Today is Julian's sixth birthday.
One of the benefits of my job is that it provides me with ample free time during the day. Consequently, I was able to attend, with Erika, the birth celebration at his Waldorf School.
It was a wonderful experience. As the teacher sung her way through the morning, the kids engaged in imaginary play, stimulated only by colored sheets and various pieces of wood. The birthday ceremony was rather spiritual and the kids, throughout, all behaved surprisingly well.
All in all, as I sat there observing, I concluded that there could be no more peaceful, inspiring place to spend a morning than a child's classroom.
This conclusion to be violently shattered fifteen minutes later when, upon sitting down to write, I learned of the mass-killing at a Connecticut grammar school.
Naturally, we as a society will go through the usual process of trying to understand what happened. We will assign blame, here or there, and propose various corrections for the problem. Nevertheless, another mass-killing will happen again; sooner, rather than later. It always does.
Which begs the question of whether or not there is any hope. Or are we, as a society, just too sick?
Blaming guns is always a popular option. In my opinion, this is also the most specious. Obviously, if guns were not readily available, then a mass killer would not be able to achieve the same level of carnage that he could today. Guns up the tally much higher than knives or poison possibly could. Yet, even with the smaller body counts, our society would still be just as sick.
Unless, of course, one believes that mass killings are a reflection of some inherent flaw with the perpetrator and not a reflection on society. Perhaps, one could argue, the killer has a chemical imbalance that we might fix with medicine. Or, maybe, his upbringing was deficient. If so, through the allocation of more money to end poverty or improve schooling, we could prevent such heinous crimes from happening again.
What all of these proposals have in common, is that they are modern solutions to modern problems. And, in so being, they are all dialectical in nature. They attempt to find the one point of conflict (guns, chemical imbalance, poverty) that, if resolved, will end the problem.
As a society, we do this all the time.
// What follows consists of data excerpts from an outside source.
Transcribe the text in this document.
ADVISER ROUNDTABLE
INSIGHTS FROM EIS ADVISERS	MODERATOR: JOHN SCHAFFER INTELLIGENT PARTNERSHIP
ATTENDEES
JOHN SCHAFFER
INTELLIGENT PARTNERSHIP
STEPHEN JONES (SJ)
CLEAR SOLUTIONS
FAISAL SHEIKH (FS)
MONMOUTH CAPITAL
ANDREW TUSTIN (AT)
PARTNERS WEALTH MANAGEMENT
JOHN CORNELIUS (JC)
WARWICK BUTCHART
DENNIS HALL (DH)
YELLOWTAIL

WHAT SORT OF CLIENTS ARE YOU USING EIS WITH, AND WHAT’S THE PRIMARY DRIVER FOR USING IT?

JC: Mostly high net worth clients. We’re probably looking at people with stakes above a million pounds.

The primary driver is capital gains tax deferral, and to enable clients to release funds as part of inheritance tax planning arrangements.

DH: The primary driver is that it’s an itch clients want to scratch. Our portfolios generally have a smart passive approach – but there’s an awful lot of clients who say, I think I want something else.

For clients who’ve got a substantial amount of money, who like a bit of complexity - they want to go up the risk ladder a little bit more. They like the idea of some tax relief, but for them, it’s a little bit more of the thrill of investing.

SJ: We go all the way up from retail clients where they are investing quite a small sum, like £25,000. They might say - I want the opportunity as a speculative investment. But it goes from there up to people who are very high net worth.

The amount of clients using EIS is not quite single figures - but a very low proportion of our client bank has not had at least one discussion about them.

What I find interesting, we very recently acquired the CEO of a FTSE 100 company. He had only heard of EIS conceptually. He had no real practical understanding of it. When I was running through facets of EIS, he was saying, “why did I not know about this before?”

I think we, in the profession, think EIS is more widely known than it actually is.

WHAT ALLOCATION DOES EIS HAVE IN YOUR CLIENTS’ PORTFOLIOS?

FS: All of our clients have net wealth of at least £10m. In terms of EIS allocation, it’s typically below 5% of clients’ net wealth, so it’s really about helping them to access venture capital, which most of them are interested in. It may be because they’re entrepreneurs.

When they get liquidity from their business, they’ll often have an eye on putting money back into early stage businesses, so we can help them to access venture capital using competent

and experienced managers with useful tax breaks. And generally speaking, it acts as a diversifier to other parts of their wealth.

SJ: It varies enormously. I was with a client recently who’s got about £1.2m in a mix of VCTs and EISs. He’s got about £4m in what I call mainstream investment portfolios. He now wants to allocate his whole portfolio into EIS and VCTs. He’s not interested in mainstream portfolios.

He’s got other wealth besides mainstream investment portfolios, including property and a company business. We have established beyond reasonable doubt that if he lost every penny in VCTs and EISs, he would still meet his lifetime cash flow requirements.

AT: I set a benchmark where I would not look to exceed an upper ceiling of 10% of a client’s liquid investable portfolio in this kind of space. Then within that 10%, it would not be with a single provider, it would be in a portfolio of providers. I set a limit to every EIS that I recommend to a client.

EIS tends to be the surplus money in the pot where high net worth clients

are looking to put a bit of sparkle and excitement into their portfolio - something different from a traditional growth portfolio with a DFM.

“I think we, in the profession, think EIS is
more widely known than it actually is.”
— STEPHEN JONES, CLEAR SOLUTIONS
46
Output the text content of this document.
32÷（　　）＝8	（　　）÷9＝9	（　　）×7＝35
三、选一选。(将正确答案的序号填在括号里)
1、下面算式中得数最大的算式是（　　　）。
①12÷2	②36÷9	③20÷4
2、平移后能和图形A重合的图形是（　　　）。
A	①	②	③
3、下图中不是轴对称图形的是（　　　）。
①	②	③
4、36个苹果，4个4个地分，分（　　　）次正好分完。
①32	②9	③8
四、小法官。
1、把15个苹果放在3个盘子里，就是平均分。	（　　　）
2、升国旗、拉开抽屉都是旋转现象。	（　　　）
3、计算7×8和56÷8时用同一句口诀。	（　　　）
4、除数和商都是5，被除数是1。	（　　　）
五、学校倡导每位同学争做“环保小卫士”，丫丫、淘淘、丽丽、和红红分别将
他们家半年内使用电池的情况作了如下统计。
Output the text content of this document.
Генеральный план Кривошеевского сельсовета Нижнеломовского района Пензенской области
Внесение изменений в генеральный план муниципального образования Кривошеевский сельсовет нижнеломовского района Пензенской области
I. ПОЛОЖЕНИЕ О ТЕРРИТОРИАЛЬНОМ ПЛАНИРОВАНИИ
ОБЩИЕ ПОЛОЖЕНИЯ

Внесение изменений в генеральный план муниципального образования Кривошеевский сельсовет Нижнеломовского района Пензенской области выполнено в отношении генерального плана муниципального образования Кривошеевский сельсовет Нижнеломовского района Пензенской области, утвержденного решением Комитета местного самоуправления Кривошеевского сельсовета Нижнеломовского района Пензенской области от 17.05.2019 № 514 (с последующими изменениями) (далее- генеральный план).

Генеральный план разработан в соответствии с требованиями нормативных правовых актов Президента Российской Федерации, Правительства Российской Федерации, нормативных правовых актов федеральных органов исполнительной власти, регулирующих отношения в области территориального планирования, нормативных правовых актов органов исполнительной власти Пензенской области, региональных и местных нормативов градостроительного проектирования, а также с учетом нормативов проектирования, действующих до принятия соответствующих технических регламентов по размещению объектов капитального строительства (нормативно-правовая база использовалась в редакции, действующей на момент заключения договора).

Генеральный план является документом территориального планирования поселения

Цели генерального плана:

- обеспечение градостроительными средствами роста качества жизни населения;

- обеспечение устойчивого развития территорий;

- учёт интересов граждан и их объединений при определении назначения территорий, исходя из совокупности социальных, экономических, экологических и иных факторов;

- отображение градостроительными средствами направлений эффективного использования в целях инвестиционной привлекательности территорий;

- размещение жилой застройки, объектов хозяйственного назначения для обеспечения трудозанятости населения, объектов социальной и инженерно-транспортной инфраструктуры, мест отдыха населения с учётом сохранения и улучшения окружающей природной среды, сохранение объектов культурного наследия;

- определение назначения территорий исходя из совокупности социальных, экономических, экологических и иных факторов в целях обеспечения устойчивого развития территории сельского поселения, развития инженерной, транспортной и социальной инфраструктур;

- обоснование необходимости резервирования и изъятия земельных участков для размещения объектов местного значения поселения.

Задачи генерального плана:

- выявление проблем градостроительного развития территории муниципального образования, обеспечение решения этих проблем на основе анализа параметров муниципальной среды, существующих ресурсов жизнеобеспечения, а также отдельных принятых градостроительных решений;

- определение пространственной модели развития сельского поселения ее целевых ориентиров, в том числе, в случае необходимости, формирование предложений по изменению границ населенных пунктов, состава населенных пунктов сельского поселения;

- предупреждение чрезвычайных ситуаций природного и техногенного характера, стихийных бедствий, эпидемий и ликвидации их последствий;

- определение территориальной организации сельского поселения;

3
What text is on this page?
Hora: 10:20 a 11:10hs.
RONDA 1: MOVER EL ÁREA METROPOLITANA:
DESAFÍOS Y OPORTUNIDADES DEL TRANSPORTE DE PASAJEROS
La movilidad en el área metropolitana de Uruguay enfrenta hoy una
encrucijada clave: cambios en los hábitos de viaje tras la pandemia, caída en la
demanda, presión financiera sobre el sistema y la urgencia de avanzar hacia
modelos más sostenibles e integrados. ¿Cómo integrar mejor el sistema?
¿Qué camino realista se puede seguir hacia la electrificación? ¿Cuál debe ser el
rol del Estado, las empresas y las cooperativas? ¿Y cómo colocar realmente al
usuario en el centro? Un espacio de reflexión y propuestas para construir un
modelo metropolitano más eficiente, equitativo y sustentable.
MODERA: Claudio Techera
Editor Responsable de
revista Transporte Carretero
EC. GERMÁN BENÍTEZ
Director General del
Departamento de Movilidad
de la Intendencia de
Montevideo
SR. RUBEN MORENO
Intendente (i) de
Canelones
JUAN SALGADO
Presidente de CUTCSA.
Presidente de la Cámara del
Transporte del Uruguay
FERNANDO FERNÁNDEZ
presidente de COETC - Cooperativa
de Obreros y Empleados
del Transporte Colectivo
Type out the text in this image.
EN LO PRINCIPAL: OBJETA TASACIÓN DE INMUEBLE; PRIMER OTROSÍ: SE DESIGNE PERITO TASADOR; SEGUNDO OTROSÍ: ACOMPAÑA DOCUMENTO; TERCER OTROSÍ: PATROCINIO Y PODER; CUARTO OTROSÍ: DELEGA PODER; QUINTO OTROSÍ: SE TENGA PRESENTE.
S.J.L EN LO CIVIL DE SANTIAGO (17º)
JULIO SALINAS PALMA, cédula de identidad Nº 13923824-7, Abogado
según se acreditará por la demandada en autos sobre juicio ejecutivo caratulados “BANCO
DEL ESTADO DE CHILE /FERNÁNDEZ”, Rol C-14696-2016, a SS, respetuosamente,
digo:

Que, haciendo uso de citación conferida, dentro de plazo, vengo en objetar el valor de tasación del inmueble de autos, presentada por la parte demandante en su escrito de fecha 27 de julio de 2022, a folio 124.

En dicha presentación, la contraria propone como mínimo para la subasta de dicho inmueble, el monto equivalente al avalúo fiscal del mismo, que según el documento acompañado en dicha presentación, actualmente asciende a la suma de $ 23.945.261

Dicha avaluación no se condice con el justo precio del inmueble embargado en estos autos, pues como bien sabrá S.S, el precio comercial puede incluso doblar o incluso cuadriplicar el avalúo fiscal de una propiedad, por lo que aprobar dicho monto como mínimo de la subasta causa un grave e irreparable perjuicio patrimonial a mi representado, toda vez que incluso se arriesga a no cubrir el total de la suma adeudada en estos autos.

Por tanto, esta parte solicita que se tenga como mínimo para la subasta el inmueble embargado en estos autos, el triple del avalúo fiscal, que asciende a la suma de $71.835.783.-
We do it with abortion, gay marriage, taxes, climate change, and so on. Always, the issue is whittled down until the exact point at which two sides conflict is found. Then, the two sides are encouraged to battle it out, with the notion that the stronger (more correct) side will eventually win and that everyone will benefit for it.
It's Darwinism applied to social issues. Societal evolution through natural selection.
Yet, as is apparent today, we are clearly not evolving.
This is because all of these proposals conveniently ignore the reality that murder is a fundamentally immoral act and that, therefore, it is primarily a moral problem.
Unfortunately, modern civilization doesn't deal very well with issues of morality. It is too unscientific a topic to be properly appreciated today. It cannot be dialectically broken down.
The problem doesn't reside with one side or the other. Instead, the problem resides in our entire method of dealing with problems. The problem is the whole dialectical notion that through conflict we create progress.
This dialectical notion underlies every single aspect of modern civilization, from free speech to capitalism, from democracy to terchnological innovation.
It has created this modern world that we currently live in; giving us all of the good, as well as all of the bad. Today, the bad is especially relevant.
As painful as it is to accept, if the problem lies with the very nature of our culture- the underlying values of our civilization.
Not too long ago, before the modern era, people did not think along these dialectical lines. Instead of striving for growth, the idea was to search for balance. Instead of competition, cooperation was endorsed. Instead of emphasizing conflict, effort was made to create harmony.
Progress was not the ultimate goal, but peace.
To take abortion, for instance, instead of arguing ad infinitum over when life begins or whose rights come first- the fetus or the mother- we, as a society, could be seeking out the points in which we all agree. Since virtually no one thinks that abortion is the best-case scenario, we could start by emphasizing, and celebrating, that shared value.
Through actions such as this, however small, we create harmony in society. More harmony creates more love; and love, of course, creates moral people.
These are tiny, deliberate steps. I can't help but think, however, that they are the only light in the darkness.